About a year ago, the A Rocha Recycling Committee was founded in order for there to be a smaller subset of A Rocha focusing specifically on recycling on campus. A Rocha is the environmentalism club. Starting this year, the goal of this committee is to make Wheaton College a more eco-friendly campus by ensuring that the school is being efficient with its waste. The committee also hopes to provide knowledge on how to recycle and why it is important.
Junior Yuxi Zhao, director of the Recycling Committee and part of A Rocha’s advisory council, explained the issues she saw around the campus and some misunderstanding and confusion the committees has observed about the concept of recycling. Zhao said that two types of recyclables exist: Paper recycling, which consists of paper products, and comingle, which consists of glass, plastic, cans and anything recyclable that is not made of paper.
The committee hopes to emphasize the importance of splitting these two types of recyclables before they hit the dumpsters. It plans to make labels where the two types can be differentiated.
Most recently, the committee members have taken it upon themselves to collect data on the inventory of recycle bins and their location and utilization in public spaces and campus buildings.
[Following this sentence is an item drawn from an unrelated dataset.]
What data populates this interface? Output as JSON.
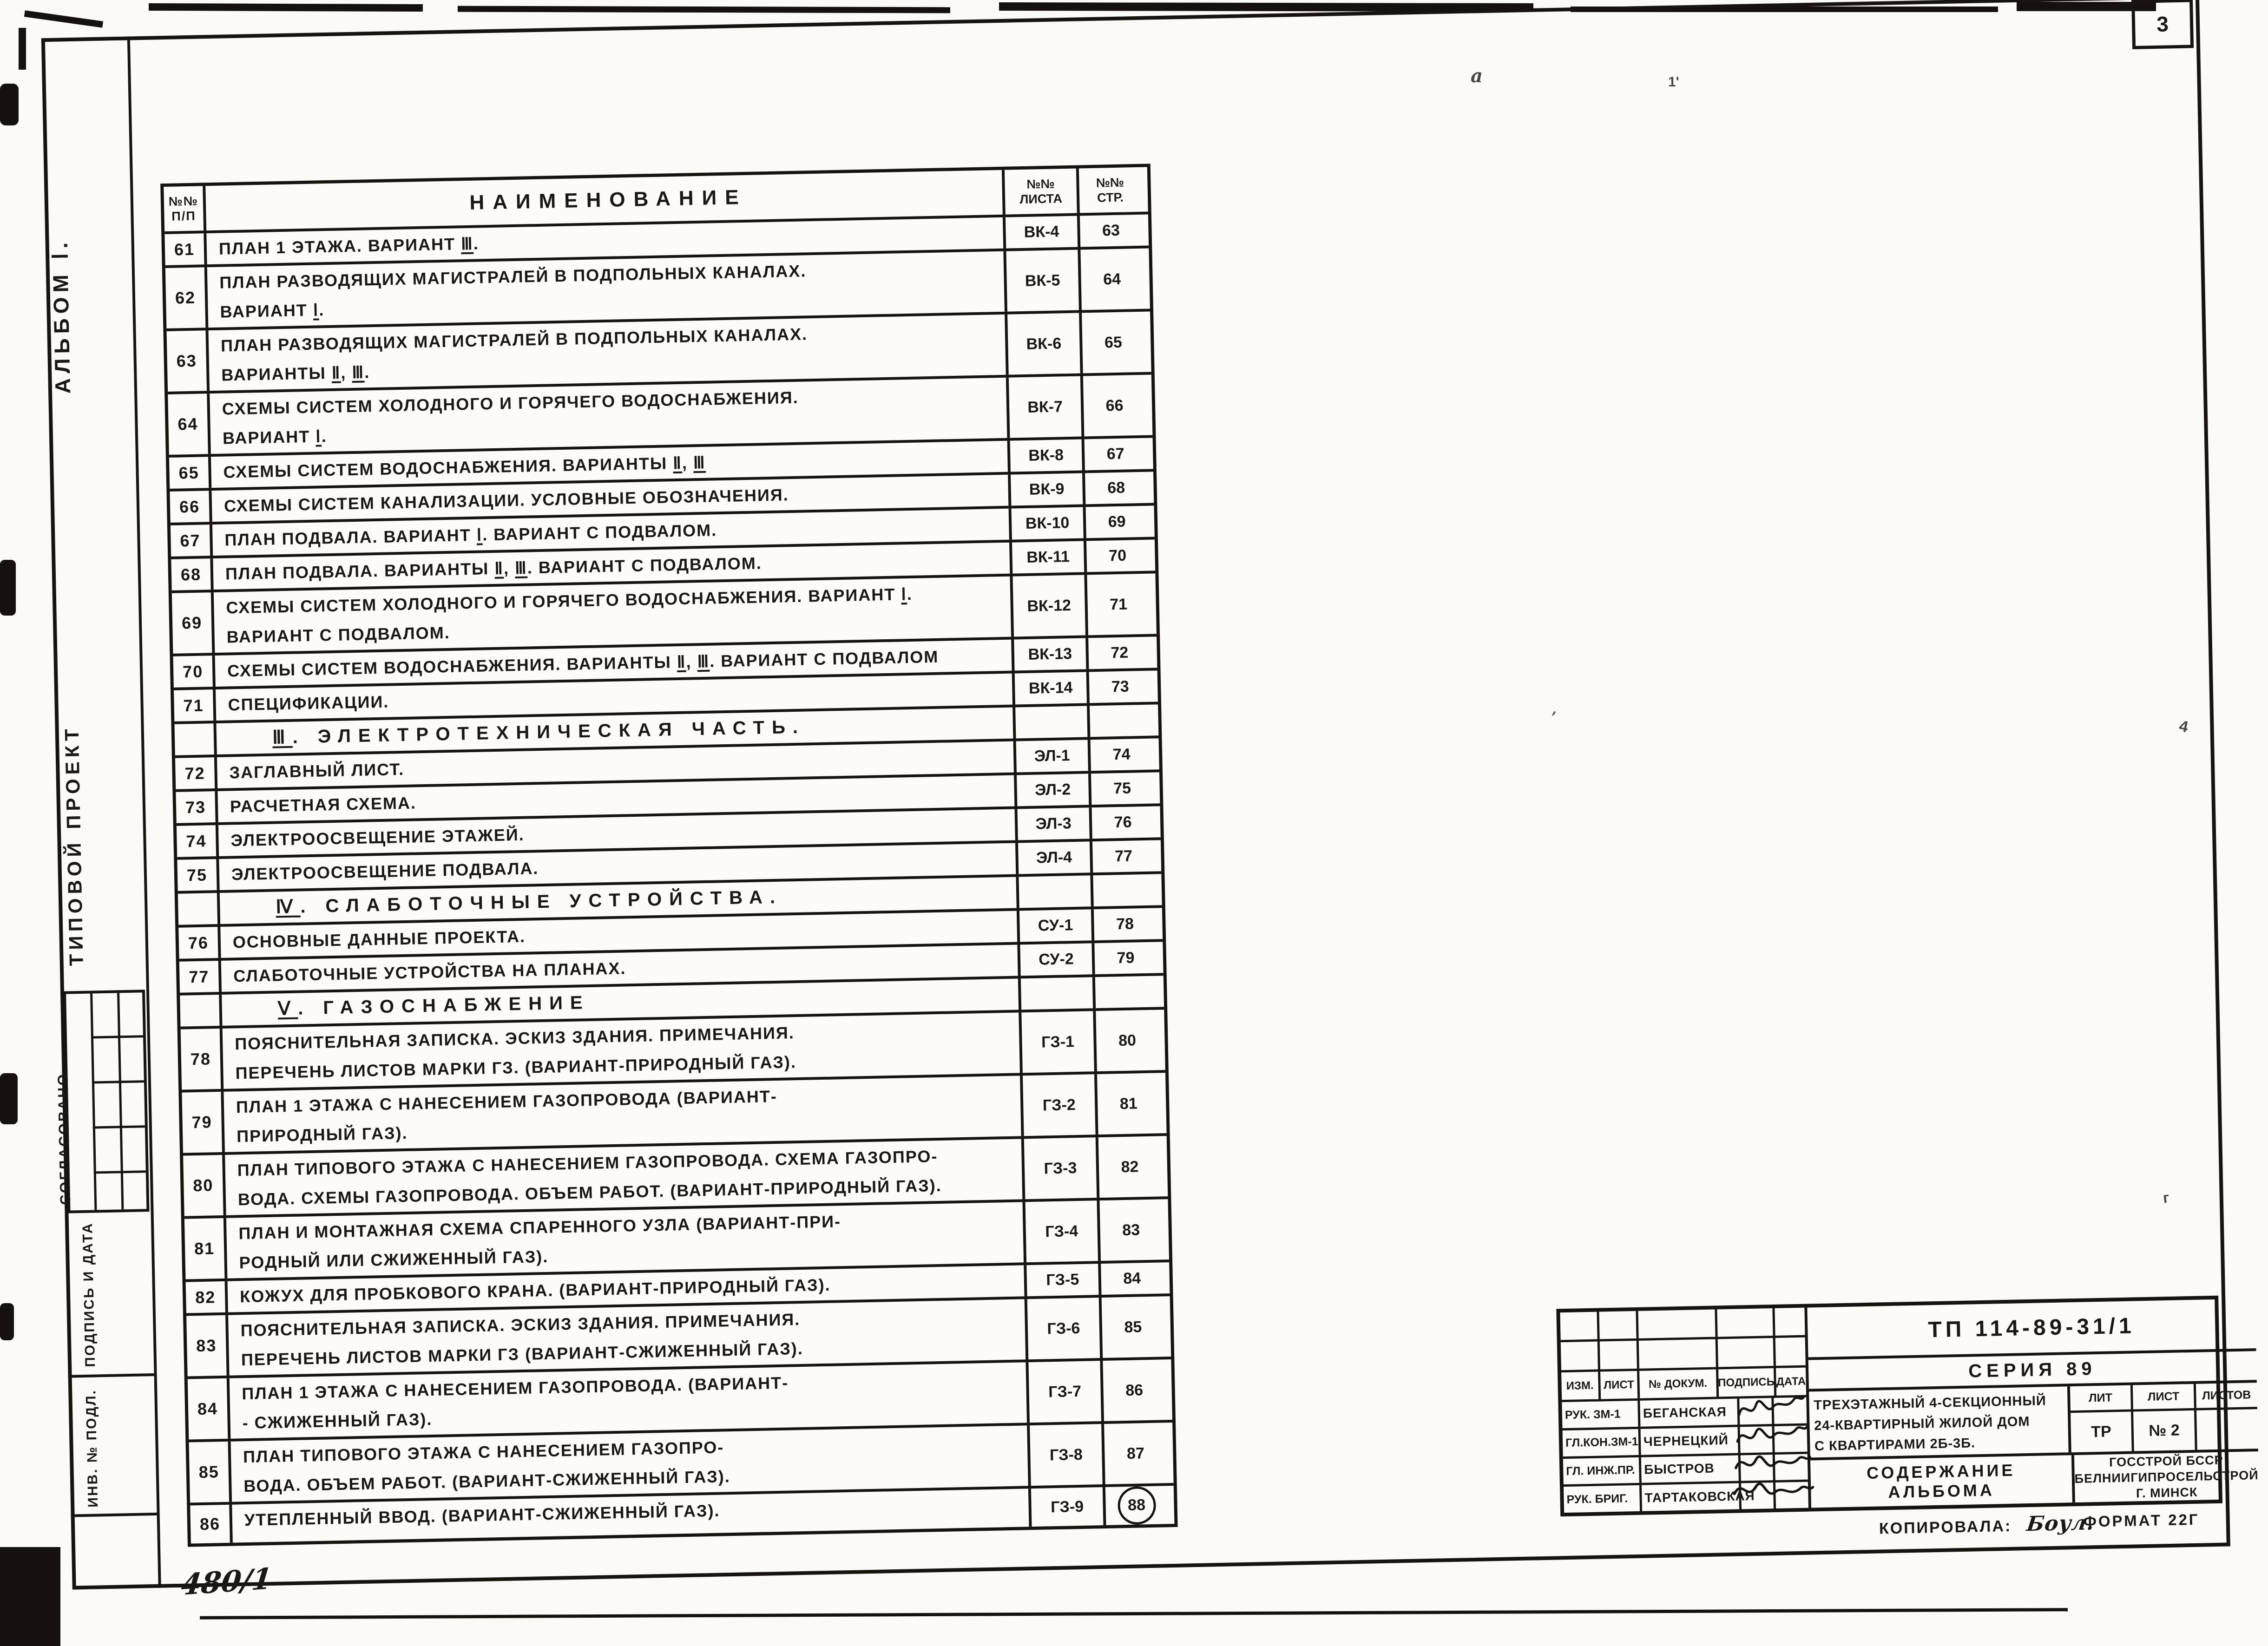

It has already collected data on Armerding, McManis-Evans Hall, Fischer Hall, Smith-Traber Hall, the Meyer Science Center, the Conservatory, Jenks Hall and the Memorial Student Center. The committee is continuing with the other buildings.
Zhao said, “The target for education is the underclassmen dorms.” She added that the committee hopes to “make recycling a larger part of Res Life.” The goal is that by starting with the underclassmen dorms, the students will carry out their good recycling habits in following years.
A large way for the Wheaton Community to serve justice is to promote the idea of correct recycling, according to Zhao. Recycling is a way of preventing large implications that might not take affect immediately yet have unseen and dangerous results. Reducing waste in ways such as recycling helps with the process of creating raw materials, and it reduces the amount of waste that needs to be stored and take up space.
“There are a lot of negative effects of waste, especially if it is not disposed properly. People are affected negatively all over the world. To me recycling is just so easy, and I think by doing that, in a sense we are caring for others around the world and serving justice globally,” Zhao said
Freshman Shoshanna Hwang, a member of the committee, added, “Growing up in a very eco-friendly place, I have a hard time seeing people throw five bananas in the garbage. Either we can make a mess, or we can choose to take care of the resources that God has given us.”
The committee explained that taking care of the resources and the earth and protecting them can be simple yet important ways to serve justice for the local community and global communities all around the world.
The committee said it is excited to work together with many other groups on campus. Sophomore Henry Williams, another committee member, said, “We’re working with Student Government, Bon Appétit, Res Life and whoever else is involved with this, and it is an amazing opportunity to work in this great network.” Additionally, students can join the Recycling Committee regardless of whether or not they have already been a part of A Rocha as a whole.
Regarding justice at Wheaton, Williams concluded, “We’ve become a school that has become greatly focused with the idea of justice, racial reconciliation outside of the school. I think it’s truly important that we do justice here on campus.”